El panorama, durante las décadas de 1980 y 1990 resultaba muy diferente. La inmensa mayoría de la opinión pública (y la práctica totalidad de la publicada) creían ciegamente en la versión “modélica” de la Transición, un relato según el cual “líderes carismáticos y generosos habían conseguido la “Reconciliación” de todos los españoles y habían generado una de las democracias más modernas y sofisticadas de Europa”. La realidad, en una época de monopolios informativos y la marginación de la disidencia en base a la hegemonía del PSOE y del comunismo domesticado de PCE y PSUC, era otra muy diferente y bastante más sórdida. La reciente investigación, fruto de una tesis doctoral, de la historiadora francesa Sophie Baby, El mito de la Transición Pacífica (AKAL, Madrid, 2018) registra 714 muertes y más de 3.000 actos de violencia política durante el turbulento período. De éstas, se estima que cerca de 200 fueron muertes causadas por las fuerzas de seguridad del estado y paramilitares ultras. Para comparar, la guerra de independencia de Eslovenia (1991) no llegó al centenar de víctimas mortales.
Los procesos históricos se suelen leer en función de sus resultados. Cuando se constata, en la segunda década de este siglo, un colapso generalizado de las instituciones españolas, cuando se percibe cómo el fascismo que nunca se fue se manifiesta desacomplejado tras su bandera y predica odio desde los altares mediáticos, es que la aventura democrática española ha acabado en un sonoro fracaso. Que las promesas de una España más habitable eran una falacia. Que las propuestas de reconciliación eran cínicas mentiras. Que la Constitución ha sido la continuación del franquismo por medios institucionales.
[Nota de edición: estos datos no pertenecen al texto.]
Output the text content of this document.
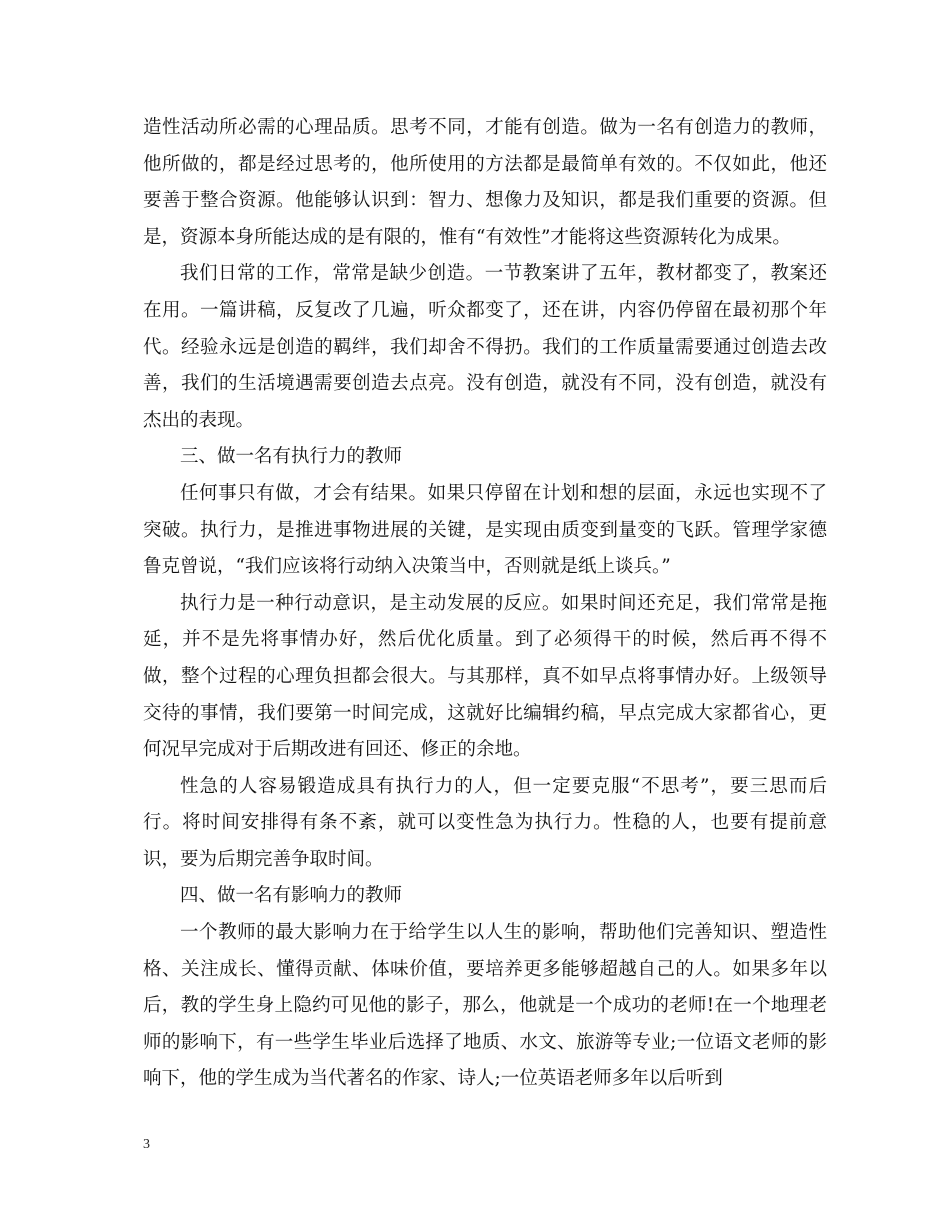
造性活动所必需的心理品质。思考不同，才能有创造。做为一名有创造力的教师，他所做的，都是经过思考的，他所使用的方法都是最简单有效的。不仅如此，他还要善于整合资源。他能够认识到：智力、想像力及知识，都是我们重要的资源。但是，资源本身所能达成的是有限的，惟有“有效性”才能将这些资源转化为成果。

我们日常的工作，常常是缺少创造。一节教案讲了五年，教材都变了，教案还在用。一篇讲稿，反复改了几遍，听众都变了，还在讲，内容仍停留在最初那个年代。经验永远是创造的羁绊，我们却舍不得扔。我们的工作质量需要通过创造去改善，我们的生活境遇需要创造去点亮。没有创造，就没有不同，没有创造，就没有杰出的表现。

三、做一名有执行力的教师

任何事只有做，才会有结果。如果只停留在计划和想的层面，永远也实现不了突破。执行力，是推进事物进展的关键，是实现由质变到量变的飞跃。管理学家德鲁克曾说，“我们应该将行动纳入决策当中，否则就是纸上谈兵。”

执行力是一种行动意识，是主动发展的反应。如果时间还充足，我们常常是拖延，并不是先将事情办好，然后优化质量。到了必须得干的时候，然后再不得不做，整个过程的心理负担都会很大。与其那样，真不如早点将事情办好。上级领导交待的事情，我们要第一时间完成，这就好比编辑约稿，早点完成大家都省心，更何况早完成对于后期改进有回还、修正的余地。

性急的人容易锻造成具有执行力的人，但一定要克服“不思考”，要三思而后行。将时间安排得有条不紊，就可以变性急为执行力。性稳的人，也要有提前意识，要为后期完善争取时间。

四、做一名有影响力的教师

一个教师的最大影响力在于给学生以人生的影响，帮助他们完善知识、塑造性格、关注成长、懂得贡献、体味价值，要培养更多能够超越自己的人。如果多年以后，教的学生身上隐约可见他的影子，那么，他就是一个成功的老师!在一个地理老师的影响下，有一些学生毕业后选择了地质、水文、旅游等专业;一位语文老师的影响下，他的学生成为当代著名的作家、诗人;一位英语老师多年以后听到

3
Entre muchas virtudes, el movimiento libertario se caracterizó, durante las décadas de 1970 y 1980 por realizar una lectura correcta de la situación. Hace unos pocos años, cuando me encargaron un libro sobre la visión de Cuadernos de Ruedo Ibérico sobre los últimos años del franquismo y los primeros de la Transición pude comprobar lo acertado de sus análisis. A pesar de que ésta fuera una revista muy plural con colaboradores heterogéneos, el background anarquista de su editor, José Martínez Guerricabeitia, permitió algo muy difícil: comprender en profundidad, y en directo, la naturaleza profunda de un proceso histórico e ir ofreciendo claves para desmontar el relato sobre la Transición que se estaba construyendo. Ello puso las bases de la crítica sobre el régimen borbónico vigente, y que hoy ya parece hegemónico entre todo aquel que no es financiado por el Ibex35: un régimen corrupto, obsesionado por preservar los privilegios franquistas, con las instituciones carcomidas por una clase dirigente que debe su posición a 1939, y no a 1978 como tratan de explicar, una cultura política reaccionaria, un nacionalismo banal que actúa con un espíritu inquisitorial. En otros términos, una España negra que trata desesperadamente de blanquearse a partir del control de los medios de comunicación. Así, desde esta histórica revista se repasó la política claudicante del Partido Comunista en base al mito de la “Reconciliación” y se ponía en evidencia que las transformaciones sociales de la España contemporánea seguían ocultando un profundo feudalismo en el que los franquistas seguían dominando todos los resortes estratégicos del poder, con suficiente fuerza para hacer abortar cualquier reforma que cuestionara su estatus. Cualquier cambio que no comportase unos juicios de Nuremberg (aun ahora) está destinada al fracaso.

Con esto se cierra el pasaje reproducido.